Through a world religions course, he eases ignorance and prejudice about different cultures.
By EILEEN SCHULTE
© St. Petersburg Times, published March 10, 2001
PALM HARBOR -- One day in October 1997, when Timothy "Coach" Falls was teaching world religions class at Clearwater High School, the students asked some tough questions of a guest speaker from a local Christian church.
She was shocked by their queries about how her denomination dealt with the issues of suicide, evolution, reincarnation, immortality, hell, abortion, the death penalty and homosexuality.
Then they asked about her view on premarital sex.
Before she could answer, the sky grew dark and the air seemed to be sucked out of the room. The building began to shake. A tornado had hit the school, ripping off part of the roof of the gym.
"I think God answered that one for me," the speaker said.
It was one of many memorable classes for Falls, who left Clearwater High School and began teaching world religion at Palm Harbor University High School three years ago. He also coaches weightlifting and JV football at the school.
The course is an elective, but it's not considered an easy A, Falls said.
Before working at Clearwater High, the divorced father of a 13-year-old boy served for 15 years in the Air Force, where he was a technical sergeant with the U.S. Special Operations Command.
But "my life's dream was to be a teacher," Falls said.
He started out teaching social studies. Once, he decided to poll his students, asking them about their likes and dislikes.
He was talking about his teaching methods; the students thought he was talking about their general likes and dislikes.
"They said I don't like tourists, old people, blacks, Scientologists," Falls said. "I thought, where is all this hate coming from?"
Through the miscommunication, he found the students had a deep well of ignorance and prejudice for different cultures and religions around them.
One day he was looking at a list of elective courses offered by Pinellas County schools and was "surprised to see world religions there," Falls said.
He jumped at the chance to teach the course.
He felt the class would foster tolerance, provide spiritual nourishment or strengthen students' ties to their own religions.
After one of the first classes, he got a phone call from the mother of a teenage student. Her son had come home and built an altar to Shiva in his room.
"I started explaining to her, and she said, "Hold on, Coach. I'm not mad,' " Falls remembered.
The mother was so interested in the subject matter that she not only borrowed a world religion book from Falls but sat in on one of her son's classes.
Most of Falls' students are seniors. Twenty-three are non-denominational Christians, nine are Methodist, one is an immortalist, seven are Lutheran, two are Hindu, one is a Scientologist, one is a Wiccan and 42 are Catholic, including Sasha Freeman, 17, a senior who belongs to Our Lady of Lourdes in Dunedin.

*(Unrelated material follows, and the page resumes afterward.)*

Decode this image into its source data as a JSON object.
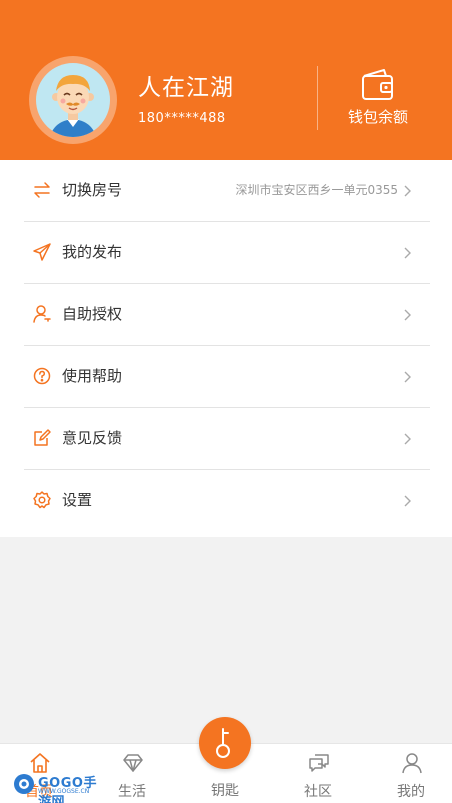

"It's not exactly like what I expected," Freeman said. "I thought it would focus on Christianity and Judaism."
Instead, she's learning about Hinduism.
"We had a Hindu speaker," Freeman said. "He didn't meet his wife until his wedding night. They still marry off their children. There's arranged marriages."
That wouldn't do for Freeman, a pretty blonde.

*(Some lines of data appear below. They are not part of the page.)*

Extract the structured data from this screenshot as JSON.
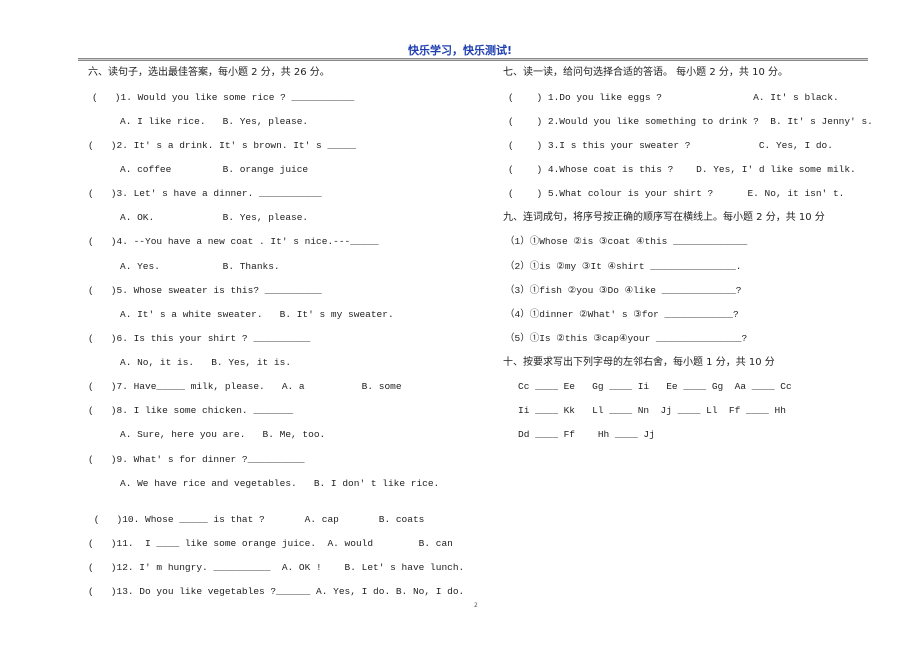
{
  "header": {
    "title": "快乐学习，快乐测试!"
  },
  "left": {
    "section_title": "六、读句子，选出最佳答案，每小题 2 分，共 26 分。",
    "lines": [
      "(   )1. Would you like some rice ? ___________",
      "A. I like rice.   B. Yes, please.",
      "(   )2. It' s a drink. It' s brown. It' s _____",
      "A. coffee         B. orange juice",
      "(   )3. Let' s have a dinner. ___________",
      "A. OK.            B. Yes, please.",
      "(   )4. --You have a new coat . It' s nice.---_____",
      "A. Yes.           B. Thanks.",
      "(   )5. Whose sweater is this? __________",
      "A. It' s a white sweater.   B. It' s my sweater.",
      "(   )6. Is this your shirt ? __________",
      "A. No, it is.   B. Yes, it is.",
      "(   )7. Have_____ milk, please.   A. a          B. some",
      "(   )8. I like some chicken. _______",
      "A. Sure, here you are.   B. Me, too.",
      "(   )9. What' s for dinner ?__________",
      "A. We have rice and vegetables.   B. I don' t like rice.",
      " (   )10. Whose _____ is that ?       A. cap       B. coats",
      "(   )11.  I ____ like some orange juice.  A. would        B. can",
      "(   )12. I' m hungry. __________  A. OK !    B. Let' s have lunch.",
      "(   )13. Do you like vegetables ?______ A. Yes, I do. B. No, I do."
    ]
  },
  "right": {
    "section7_title": "七、读一读，给问句选择合适的答语。 每小题 2 分，共 10 分。",
    "section7_lines": [
      "(    ) 1.Do you like eggs ?                A. It' s black.",
      "(    ) 2.Would you like something to drink ?  B. It' s Jenny' s.",
      "(    ) 3.I s this your sweater ?            C. Yes, I do.",
      "(    ) 4.Whose coat is this ?    D. Yes, I' d like some milk.",
      "(    ) 5.What colour is your shirt ?      E. No, it isn' t."
    ],
    "section9_title": "九、连词成句，将序号按正确的顺序写在横线上。每小题 2 分，共 10 分",
    "section9_lines": [
      "（1）①Whose ②is ③coat ④this _____________",
      "（2）①is ②my ③It ④shirt _______________.",
      "（3）①fish ②you ③Do ④like _____________?",
      "（4）①dinner ②What' s ③for ____________?",
      "（5）①Is ②this ③cap④your _______________?"
    ],
    "section10_title": "十、按要求写出下列字母的左邻右舍，每小题 1 分，共 10 分",
    "section10_lines": [
      "Cc ____ Ee   Gg ____ Ii   Ee ____ Gg  Aa ____ Cc",
      "Ii ____ Kk   Ll ____ Nn  Jj ____ Ll  Ff ____ Hh",
      "Dd ____ Ff    Hh ____ Jj"
    ]
  },
  "footer": {
    "page_number": "2"
  }
}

"I'm happy with the dating thing," she said, laughing.
Freeman said her parents are pleased that she is taking the course. "If public school is teaching it, obviously everything is checked out and I'm not going to come home all of a sudden and start worshiping Buddha."
The course is designed to teach, not preach, said Betty Douglas, supervisor of secondary social studies for Pinellas County schools.
"It is not a Bible study," Douglas said. "We're just studying different religions of the world. It's a diverse world. It's important to have an understanding of other cultures. I don't understand how you can study a people without studying their religion."
Rob Boston, assistant director of communications for Americans United for Separation of Church and State, based in Washington, D.C., said a course like world religions can be beneficial.
"It has to be taught in such a way that no religion is better than another," he said. "If you have a well-trained teacher who is objective, courses like this can actually be helpful."
Like Freeman's parents, Nathan Newton, 18, a senior, said his mother is enthusiastic about the class -- especially his reasons for taking it.
"I wanted to know what's out there," said Newton, a member of the youth group at Christ Presbyterian Church in Largo. "I wanted to know about other people's religions so when they talk to me, I'll know something. It keeps you from being prejudiced."